If you recently inherited an IRA, you should decide what to do with the money to avoid a tax-time surprise. What you can do with the money depends on your relationship with the original account owner. If you don’t make an informed decision on the inherited assets, you could lose a portion of the money to taxes and penalties.
If you are the spousal beneficiary, you can take over the IRA as your own and continue taking distributions if your spouse was above 72. You can also transfer the assets to an inherited IRA, and spread distributions over your lifetime. However, if you are a child, grandchild, or other non-spousal beneficiary, you can take a lump-sum distribution, or transfer the assets to an inherited IRA. You must take a full payout of the inherited assets by the 10th year of the account owner’s death.
What is an inherited IRA?
When you inherit retirement assets from a deceased person, you can transfer these assets to an account known as an inherited IRA. Any person or estate who is among the listed beneficiaries can inherit the IRA, but there are different rules on how the inherited IRA is treated depending on whether you are the spouse or a non-spousal beneficiary.

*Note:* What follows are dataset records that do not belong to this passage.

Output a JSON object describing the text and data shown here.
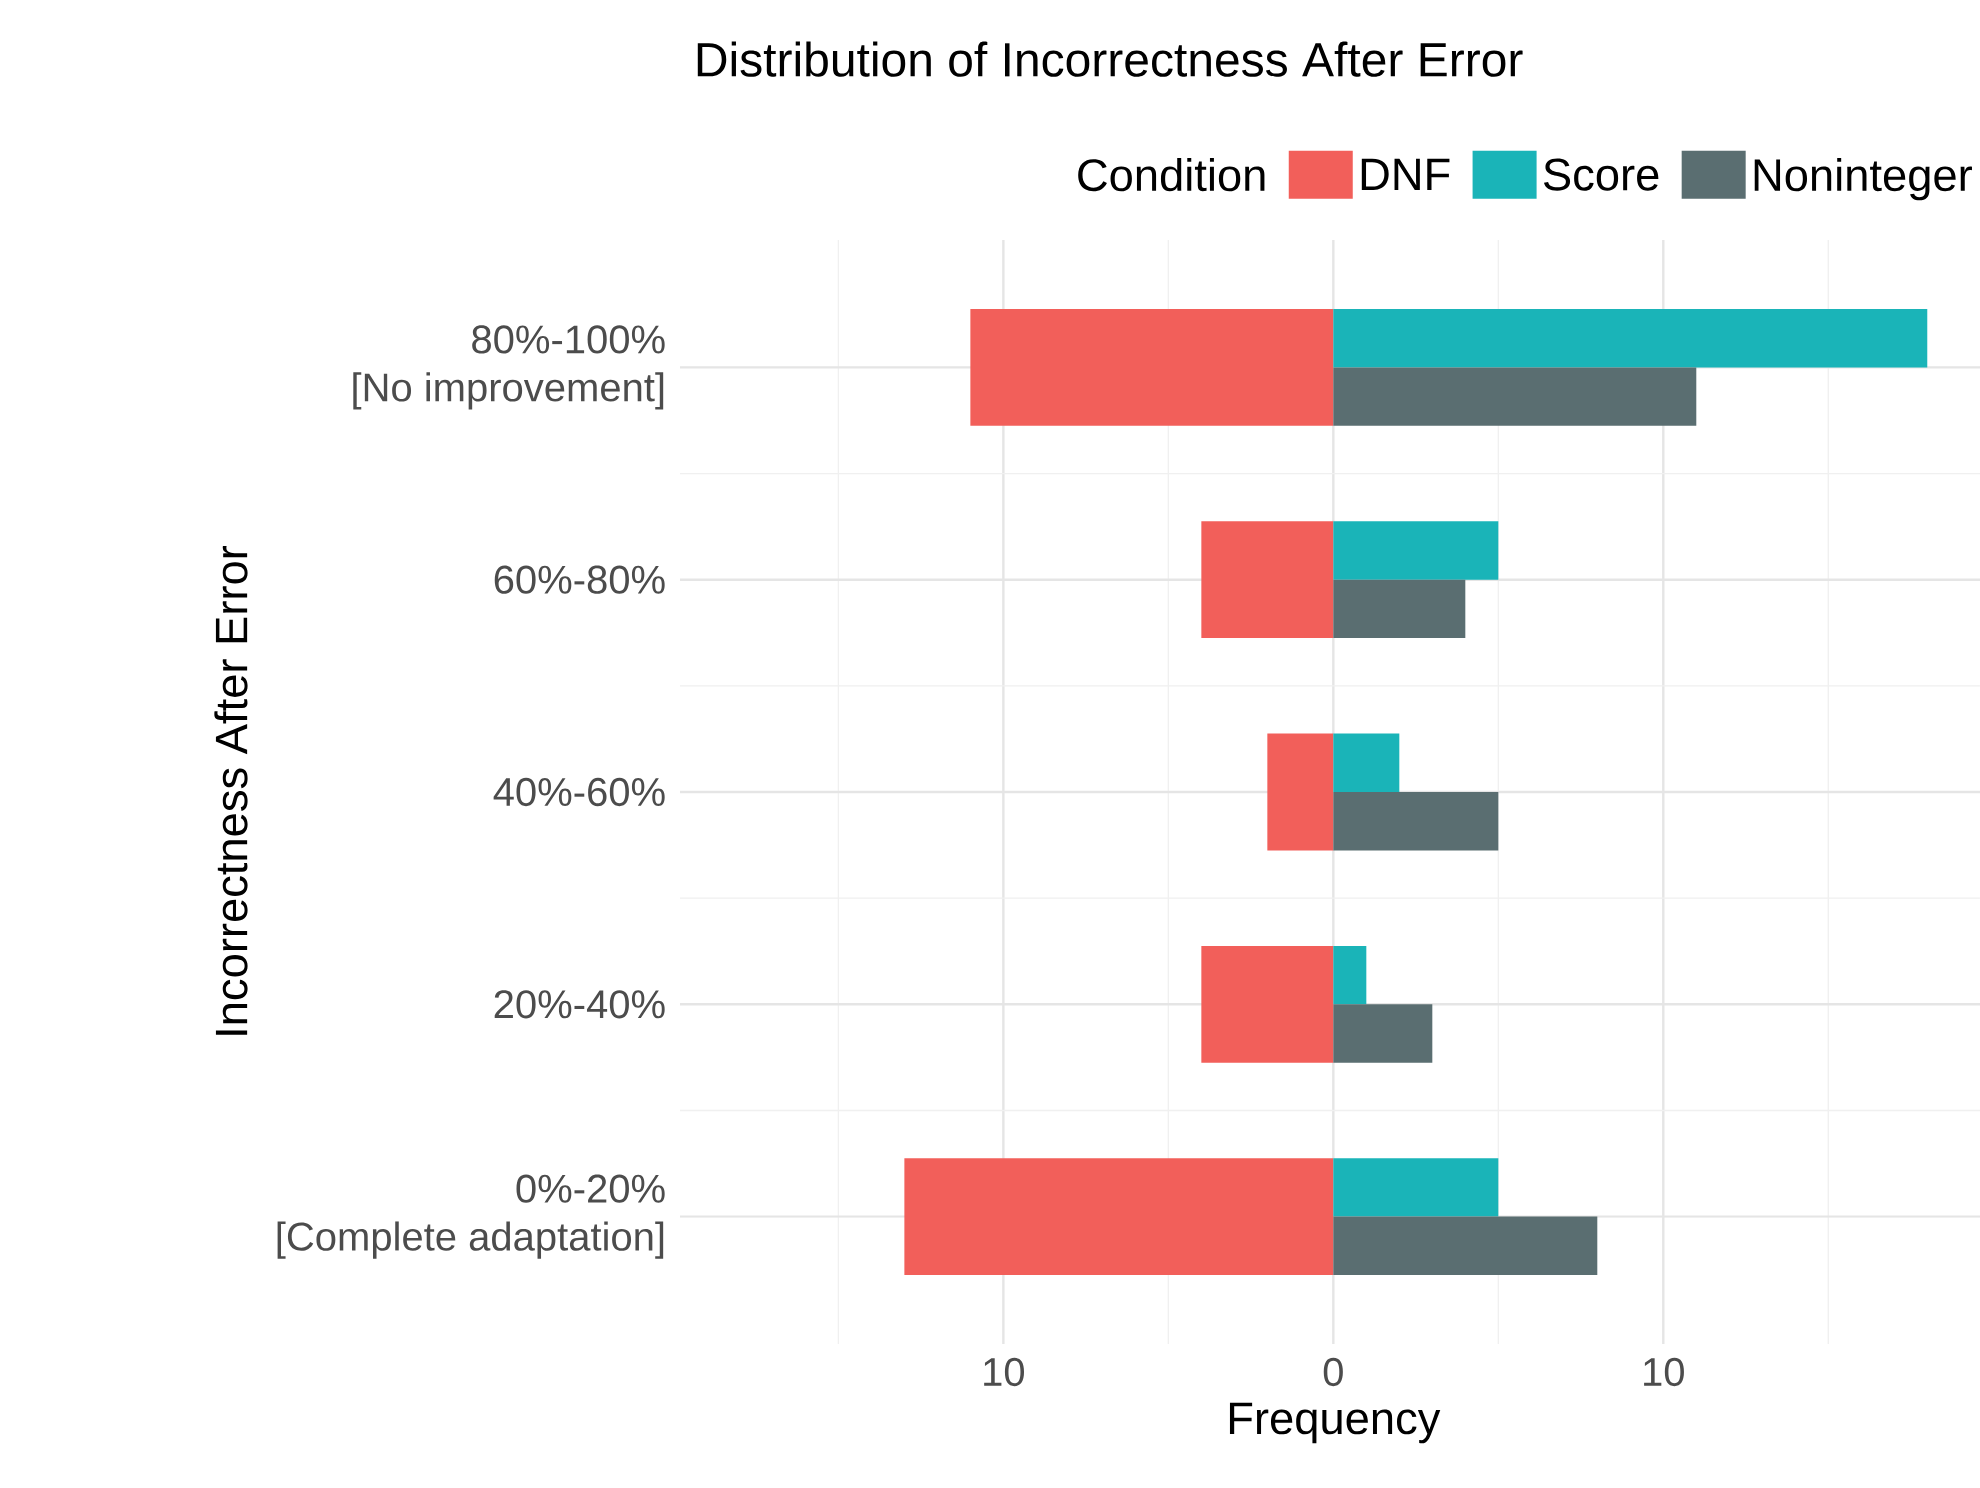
{
  "chart_data": {
    "type": "bar",
    "orientation": "horizontal",
    "title": "Distribution of Incorrectness After Error",
    "xlabel": "Frequency",
    "ylabel": "Incorrectness After Error",
    "legend_title": "Condition",
    "categories": [
      "80%-100%\n[No improvement]",
      "60%-80%",
      "40%-60%",
      "20%-40%",
      "0%-20%\n[Complete adaptation]"
    ],
    "series": [
      {
        "name": "DNF",
        "color": "#f25f5a",
        "values": [
          -11,
          -4,
          -2,
          -4,
          -13
        ]
      },
      {
        "name": "Score",
        "color": "#1ab4b8",
        "values": [
          18,
          5,
          2,
          1,
          5
        ]
      },
      {
        "name": "Noninteger",
        "color": "#5a6e71",
        "values": [
          11,
          4,
          5,
          3,
          8
        ]
      }
    ],
    "xlim": [
      -19.8,
      19.8
    ],
    "xticks": [
      {
        "value": -10,
        "label": "10"
      },
      0,
      10
    ],
    "grid": true,
    "legend": "top right"
  }
}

Generally, any type of IRA inherited from the original account owner may be turned into an inherited IRA. Whether the deceased person has a SEP IRA, Traditional IRA, or Roth IRA, these retirement plans are transferred into an inherited IRA when the original account owner dies. The tax treatment of the original IRA remains the same in the inherited IRA. For example, if you inherited a Roth IRA from the original account owner, you will be able to take tax-free distribution if you meet the Roth withdrawal rules.
What happens when you inherit an IRA as a spouse?

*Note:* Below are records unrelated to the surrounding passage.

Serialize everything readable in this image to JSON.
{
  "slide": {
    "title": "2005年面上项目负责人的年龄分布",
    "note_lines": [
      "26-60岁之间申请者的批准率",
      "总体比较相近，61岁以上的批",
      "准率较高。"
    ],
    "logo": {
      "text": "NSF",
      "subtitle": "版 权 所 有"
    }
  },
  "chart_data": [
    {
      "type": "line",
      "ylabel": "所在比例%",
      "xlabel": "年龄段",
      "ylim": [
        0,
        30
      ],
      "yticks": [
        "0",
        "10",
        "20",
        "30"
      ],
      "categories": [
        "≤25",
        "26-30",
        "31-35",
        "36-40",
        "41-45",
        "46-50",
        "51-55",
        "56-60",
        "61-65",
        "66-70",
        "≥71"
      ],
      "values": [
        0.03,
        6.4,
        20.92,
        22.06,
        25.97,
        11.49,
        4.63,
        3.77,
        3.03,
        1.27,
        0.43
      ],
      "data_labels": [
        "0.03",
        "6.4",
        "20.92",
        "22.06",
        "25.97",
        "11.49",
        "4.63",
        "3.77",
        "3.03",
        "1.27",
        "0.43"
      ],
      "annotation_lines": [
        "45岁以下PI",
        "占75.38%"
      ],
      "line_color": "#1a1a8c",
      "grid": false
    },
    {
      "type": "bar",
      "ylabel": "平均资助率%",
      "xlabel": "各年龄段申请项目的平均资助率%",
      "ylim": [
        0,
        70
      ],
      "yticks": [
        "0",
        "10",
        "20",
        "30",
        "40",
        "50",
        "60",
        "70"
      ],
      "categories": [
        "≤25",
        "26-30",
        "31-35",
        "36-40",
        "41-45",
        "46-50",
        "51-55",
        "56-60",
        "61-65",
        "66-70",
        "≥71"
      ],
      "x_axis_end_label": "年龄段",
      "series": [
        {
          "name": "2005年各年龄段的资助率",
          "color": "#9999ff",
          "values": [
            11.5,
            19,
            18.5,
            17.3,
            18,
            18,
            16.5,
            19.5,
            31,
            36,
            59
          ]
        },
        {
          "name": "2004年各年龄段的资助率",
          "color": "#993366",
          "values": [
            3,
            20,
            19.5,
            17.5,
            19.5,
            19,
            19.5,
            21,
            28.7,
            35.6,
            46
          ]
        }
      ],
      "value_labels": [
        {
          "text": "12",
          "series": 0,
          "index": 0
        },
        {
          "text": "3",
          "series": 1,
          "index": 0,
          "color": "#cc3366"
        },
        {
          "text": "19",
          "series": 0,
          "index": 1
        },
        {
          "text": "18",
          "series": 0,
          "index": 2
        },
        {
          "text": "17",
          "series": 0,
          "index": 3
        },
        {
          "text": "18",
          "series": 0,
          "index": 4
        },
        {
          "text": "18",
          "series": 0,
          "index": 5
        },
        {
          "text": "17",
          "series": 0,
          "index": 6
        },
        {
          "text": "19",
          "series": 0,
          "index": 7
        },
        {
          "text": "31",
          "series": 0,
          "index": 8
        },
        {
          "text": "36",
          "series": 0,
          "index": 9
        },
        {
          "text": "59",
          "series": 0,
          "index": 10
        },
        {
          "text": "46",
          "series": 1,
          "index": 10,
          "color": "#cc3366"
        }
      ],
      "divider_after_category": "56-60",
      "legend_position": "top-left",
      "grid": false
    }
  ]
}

If you are the spouse of the deceased person, you may have several options with the money. Here are your options with the inherited IRA:
You can take ownership of the inherited IRA, and even roll it into your traditional IRA. You will name yourself the owner, and the account will have the same rules as the original account. The inherited retirement savings will continue growing tax-deferred, and you can take penalty-free distributions once you are 59 ½.
Take Lifetime Distributions
When you transfer the inherited assets into an inherited IRA, you can stretch distributions over your lifetime. You must take mandatory distributions when the original account owner would have turned 72, or on December 31 of the following year after the account owner's death, whichever is greater. If the account owner had already reached age 72, you must start taking distributions by December 31 of the following year after the account owner's death.
The Five-Year Rule
If you inherit an IRA and the original account owner had not turned 72, you can postpone taking any distributions as long as you take the full payout by the end of the fifth year after the account owner’s death. You will pay taxes on the distributions, but you will be exempted from the 10% early distribution penalty, even if you are below age 59 ½.

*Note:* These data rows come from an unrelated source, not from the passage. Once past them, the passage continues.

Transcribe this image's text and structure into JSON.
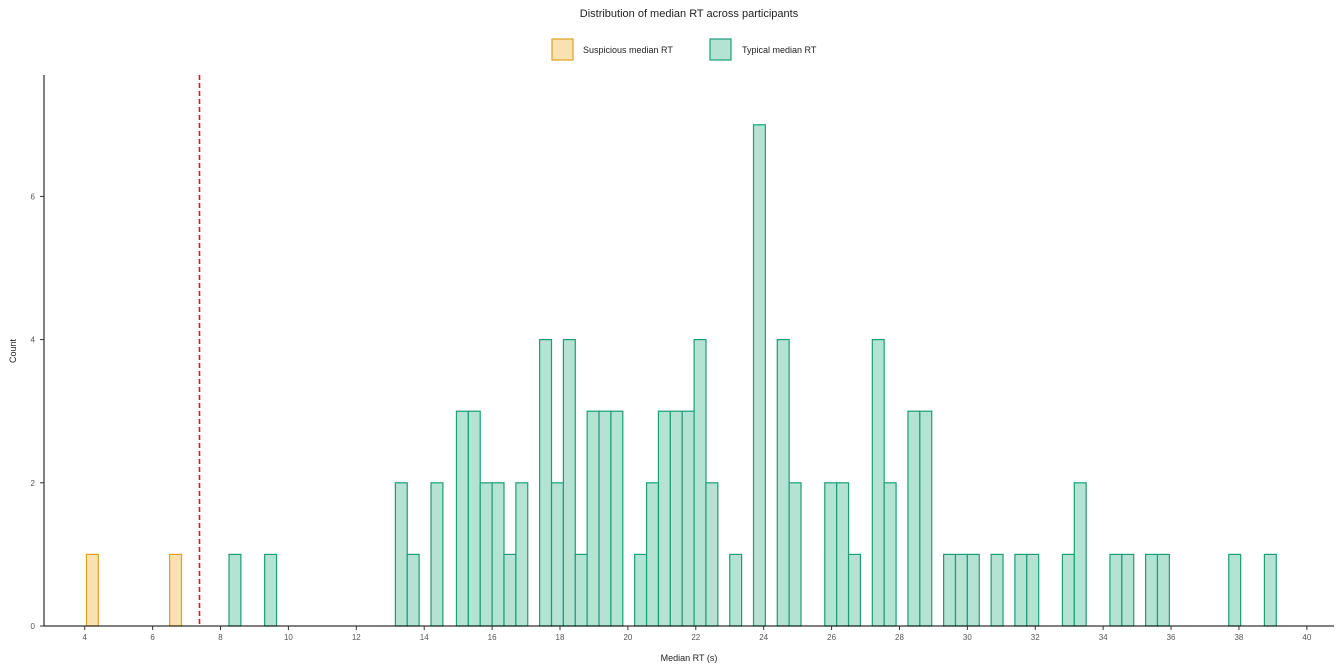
{
  "chart_data": {
    "type": "bar",
    "title": "Distribution of median RT across participants",
    "xlabel": "Median RT (s)",
    "ylabel": "Count",
    "xlim": [
      2.8,
      40.8
    ],
    "ylim": [
      0,
      7.0
    ],
    "bin_width": 0.35,
    "x_ticks": [
      "4",
      "6",
      "8",
      "10",
      "12",
      "14",
      "16",
      "18",
      "20",
      "22",
      "24",
      "26",
      "28",
      "30",
      "32",
      "34",
      "36",
      "38",
      "40"
    ],
    "y_ticks": [
      "0",
      "2",
      "4",
      "6"
    ],
    "threshold_line": 7.38,
    "legend": {
      "position": "top"
    },
    "series": [
      {
        "name": "Suspicious median RT",
        "fill": "#f9e2b0",
        "stroke": "#e0a020",
        "bins": [
          {
            "x": 4.05,
            "count": 1
          },
          {
            "x": 6.5,
            "count": 1
          }
        ]
      },
      {
        "name": "Typical median RT",
        "fill": "#b4e3d3",
        "stroke": "#1a9e77",
        "bins": [
          {
            "x": 8.25,
            "count": 1
          },
          {
            "x": 9.3,
            "count": 1
          },
          {
            "x": 13.15,
            "count": 2
          },
          {
            "x": 13.5,
            "count": 1
          },
          {
            "x": 14.2,
            "count": 2
          },
          {
            "x": 14.95,
            "count": 3
          },
          {
            "x": 15.3,
            "count": 3
          },
          {
            "x": 15.65,
            "count": 2
          },
          {
            "x": 16.0,
            "count": 2
          },
          {
            "x": 16.35,
            "count": 1
          },
          {
            "x": 16.7,
            "count": 2
          },
          {
            "x": 17.4,
            "count": 4
          },
          {
            "x": 17.75,
            "count": 2
          },
          {
            "x": 18.1,
            "count": 4
          },
          {
            "x": 18.45,
            "count": 1
          },
          {
            "x": 18.8,
            "count": 3
          },
          {
            "x": 19.15,
            "count": 3
          },
          {
            "x": 19.5,
            "count": 3
          },
          {
            "x": 20.2,
            "count": 1
          },
          {
            "x": 20.55,
            "count": 2
          },
          {
            "x": 20.9,
            "count": 3
          },
          {
            "x": 21.25,
            "count": 3
          },
          {
            "x": 21.6,
            "count": 3
          },
          {
            "x": 21.95,
            "count": 4
          },
          {
            "x": 22.3,
            "count": 2
          },
          {
            "x": 23.0,
            "count": 1
          },
          {
            "x": 23.7,
            "count": 7
          },
          {
            "x": 24.4,
            "count": 4
          },
          {
            "x": 24.75,
            "count": 2
          },
          {
            "x": 25.8,
            "count": 2
          },
          {
            "x": 26.15,
            "count": 2
          },
          {
            "x": 26.5,
            "count": 1
          },
          {
            "x": 27.2,
            "count": 4
          },
          {
            "x": 27.55,
            "count": 2
          },
          {
            "x": 28.25,
            "count": 3
          },
          {
            "x": 28.6,
            "count": 3
          },
          {
            "x": 29.3,
            "count": 1
          },
          {
            "x": 29.65,
            "count": 1
          },
          {
            "x": 30.0,
            "count": 1
          },
          {
            "x": 30.7,
            "count": 1
          },
          {
            "x": 31.4,
            "count": 1
          },
          {
            "x": 31.75,
            "count": 1
          },
          {
            "x": 32.8,
            "count": 1
          },
          {
            "x": 33.15,
            "count": 2
          },
          {
            "x": 34.2,
            "count": 1
          },
          {
            "x": 34.55,
            "count": 1
          },
          {
            "x": 35.25,
            "count": 1
          },
          {
            "x": 35.6,
            "count": 1
          },
          {
            "x": 37.7,
            "count": 1
          },
          {
            "x": 38.75,
            "count": 1
          }
        ]
      }
    ]
  }
}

What happens when you inherit an IRA as a Non-Spouse Beneficiary?
If you are a son, daughter, or grandchild of a deceased person, you will receive inherited assets if you are a named beneficiary. The SECURE Act introduced the 10-year rule for distributions, and it requires non-spousal beneficiaries to empty the inherited IRA by the 10th year after the account owner’s death.
Here are your options with the inherited IRA:
If you inherited IRA from a parent, you can move the inherited assets into an inherited IRA, also known as a beneficiary distribution account. The account remains in the original account owner’s name. You can then start taking distributions from the inherited IRA.
As a non-spouse beneficiary, you can transfer the inherited assets into an inherited IRA. If the account owner died after December 31, 2019, you must empty the account within 10 years after the account owner's death. Exceptions to the 10-year rule include a child who is a minor, a chronically ill beneficiary, a disabled beneficiary, and a surviving spouse (s).
After inheriting the retirement assets, you can opt to take a lump-sum distribution. If you inherited a traditional IRA, you will owe income taxes on the distribution. However, you will be exempted from the 10% early distribution penalty. For Roth IRA, you will take tax and penalty-free distributions as long as the account is five years old.